(Quick intro, then an explanation of how Russian holiday celebrations don't always mesh with those of expats at this time of year).
Well, the past two weeks flew by like a tornado, when the pace of daily life was already reaching peak speed before that!
How hectic has it been? Well... I *still* haven't wrapped any of the presents Chris and I are giving our kids, each other or my mom. That means that they haven't been opened yet, either. There has simply been no time. I thought I'd have it done at the beginning of December, well in advance... but then unexpected obligatory responsibilities kept being added on at work before the holidays.
(It's also hard to get out the gifts in advance because there's no place to hide them once they've been unearthed from various stashes and wrapped).
I could have pulled an all-nighter to get stuff done, but then I'd have been sick for the rest of my mom's visit--and that seemed pretty stupid. (I'm really worn down... Plus, in addition to my regular job, I've had to shoulder all the cleaning/cooking/laundry/grocery shopping since our babysitter is with her family near the southern border of Russia until January 5th).
Santa came to our house this year, though. I guess he had an overload of stuff on his sleigh world-wide because even he didn't wrap this year!
My mom has been doling out her wrapped presents bit by bit each day, though. I must say, it's even nicer... You really savor each thing this way.
But back to the beginning of this post... Many of you will already know this, but it might be a surprise to some readers... Why has it been so crazy here? Why haven't we had time to just pause yet?
Well, because it isn't even Christmas yet!
Russian Orthodox believers follow the Julian calendar, so Christmas here isn't until January 7th. According to that calendar, "Old" New Year's isn't until January 13th. When the Bolsheviks took power, they switched the country to the Gregorian calendar--but Christmas, in the hearts of Christians, remained on January 7th. You weren't supposed to celebrate Christmas in the Soviet Union, so it was easy for people to secretly keep the old date fixed in the minds.

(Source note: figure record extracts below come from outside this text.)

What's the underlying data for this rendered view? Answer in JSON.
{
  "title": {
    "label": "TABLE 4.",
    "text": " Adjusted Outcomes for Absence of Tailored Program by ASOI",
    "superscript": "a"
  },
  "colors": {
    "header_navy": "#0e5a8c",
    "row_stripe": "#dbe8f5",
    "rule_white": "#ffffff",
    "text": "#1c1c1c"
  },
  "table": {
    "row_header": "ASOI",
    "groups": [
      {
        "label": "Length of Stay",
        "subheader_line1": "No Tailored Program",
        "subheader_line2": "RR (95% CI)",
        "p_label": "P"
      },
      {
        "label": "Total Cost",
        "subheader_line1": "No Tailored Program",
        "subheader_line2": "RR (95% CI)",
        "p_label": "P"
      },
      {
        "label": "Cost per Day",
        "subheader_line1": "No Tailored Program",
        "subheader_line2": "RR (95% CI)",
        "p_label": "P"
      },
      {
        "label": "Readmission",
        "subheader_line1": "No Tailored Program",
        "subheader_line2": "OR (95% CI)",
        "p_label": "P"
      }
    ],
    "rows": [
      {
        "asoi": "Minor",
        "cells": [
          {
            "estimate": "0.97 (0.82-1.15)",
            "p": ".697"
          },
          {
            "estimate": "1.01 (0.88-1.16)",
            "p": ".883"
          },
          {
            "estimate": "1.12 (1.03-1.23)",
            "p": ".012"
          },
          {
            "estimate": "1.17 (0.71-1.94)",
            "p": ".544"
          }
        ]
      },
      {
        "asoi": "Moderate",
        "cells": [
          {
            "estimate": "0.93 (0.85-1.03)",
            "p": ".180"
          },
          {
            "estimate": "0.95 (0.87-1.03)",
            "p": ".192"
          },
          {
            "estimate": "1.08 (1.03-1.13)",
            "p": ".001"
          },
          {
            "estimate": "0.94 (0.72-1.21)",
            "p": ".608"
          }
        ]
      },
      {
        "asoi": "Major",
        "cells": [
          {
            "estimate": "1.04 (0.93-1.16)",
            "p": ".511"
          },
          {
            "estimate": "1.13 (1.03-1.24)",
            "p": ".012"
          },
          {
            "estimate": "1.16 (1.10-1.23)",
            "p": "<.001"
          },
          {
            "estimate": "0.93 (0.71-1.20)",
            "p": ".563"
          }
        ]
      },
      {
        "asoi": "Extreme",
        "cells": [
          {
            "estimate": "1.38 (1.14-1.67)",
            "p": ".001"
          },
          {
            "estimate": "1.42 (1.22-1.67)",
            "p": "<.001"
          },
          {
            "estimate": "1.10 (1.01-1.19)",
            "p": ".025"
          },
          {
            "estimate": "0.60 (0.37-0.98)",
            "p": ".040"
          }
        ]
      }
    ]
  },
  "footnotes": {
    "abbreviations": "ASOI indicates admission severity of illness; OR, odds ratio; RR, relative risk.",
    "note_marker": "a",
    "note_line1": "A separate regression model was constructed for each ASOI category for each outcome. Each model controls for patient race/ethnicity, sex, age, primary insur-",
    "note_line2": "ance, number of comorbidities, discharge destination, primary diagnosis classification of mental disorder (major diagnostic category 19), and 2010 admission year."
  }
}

New Years did officially move to December 31st/January 1st, however. Frankly, the whole country basically shuts down now from December 31st to January 13th.... It's New Year's! It's Christmas! It's Old New Years! Any reason for a celebration is seized upon here.
BECAUSE the country comes to a stop for those two weeks, the time leading up to December 31st is JAM-PACKED with every possible responsibility. Any business that needs to be completed before the end of January must be finished within those last days. That's why Chris was required to work on both Christmas Eve and Christmas Day.
About that, though... For the past four years, we have been able to leave the country by December 23rd, leaving other poor expat lawyers to cover for Chris... If someone didn't stay here to cover, then the others couldn't leave... There was another expat around, but his wife had a baby on the 24th--so you couldn't exactly expect him to chip in! Chris did end up being able to work from home on Christmas Eve, though... And he chose to face the consequences of missing a very important meeting with a client on Christmas Day so he could be home with us instead. (That being said, he was constantly "on call" using his Blackberry for a good chunk of the day).
At the same time Chris was so busy, so were our kids (and me) at school. Exams, report cards, a piano recital and holiday performance rehearsals literally ate up last week. Last year we left early and missed it all--but now that I'm the Department Chair for the whole school, that's not so easy (or desirable). I wanted to be there for all the kids--and my own children were eager to be in the various plays themselves for the first time.
Katya had a lead in her grade's holiday show and she did great! Natalia did very well, too. (I'll blog more about individual events later).
This year we got to be a part of all of this and I'm glad we stayed. But in the future? I'm going to make the kids start rehearsing for the holiday performances in September so there is less of a last-minute drain on my time. I'm also going to insist that exams for my students be held before December 12th so I have adequate time for grading and report cards. I really resented being forced to grade exams four days before Christmas instead of baking or reading with my kids. I simply stated flat-out that the other American teacher and I wouldn't be working on Christmas Day, so at least I didn't have to be there for my regular lessons which begin at 8:45 a.m.
I know that I rubbed some people the wrong way with my refusal to work on Christmas Day, but I really don't care. Let it be a lesson in American Culture for them! I tried my best to explain it... I think they "got" it about the actual 25th, but not at all about Christmas Eve or the days leading up to it. There was no sense of why I'd be busier outside of work that week than during any other, of why you couldn't just expect me to write a report on an administrative matter that week without any trouble. At times I really wanted to scream!
It's now pretty much over, though... We're sight-seeing with my mom, and I'm keeping the girls home from school these three days leading up to New Year's. (They still have school since they missed two weeks due to the swine flu quarantine. The high school didn't, so we don't have classes).
Once my mom leaves, however, I will have to go back and much more carefully mark up all of those exam essays...
There is, however, an upside to all of this... I have until January 7th to still bake those Christmas cookies and put together that gingerbread house!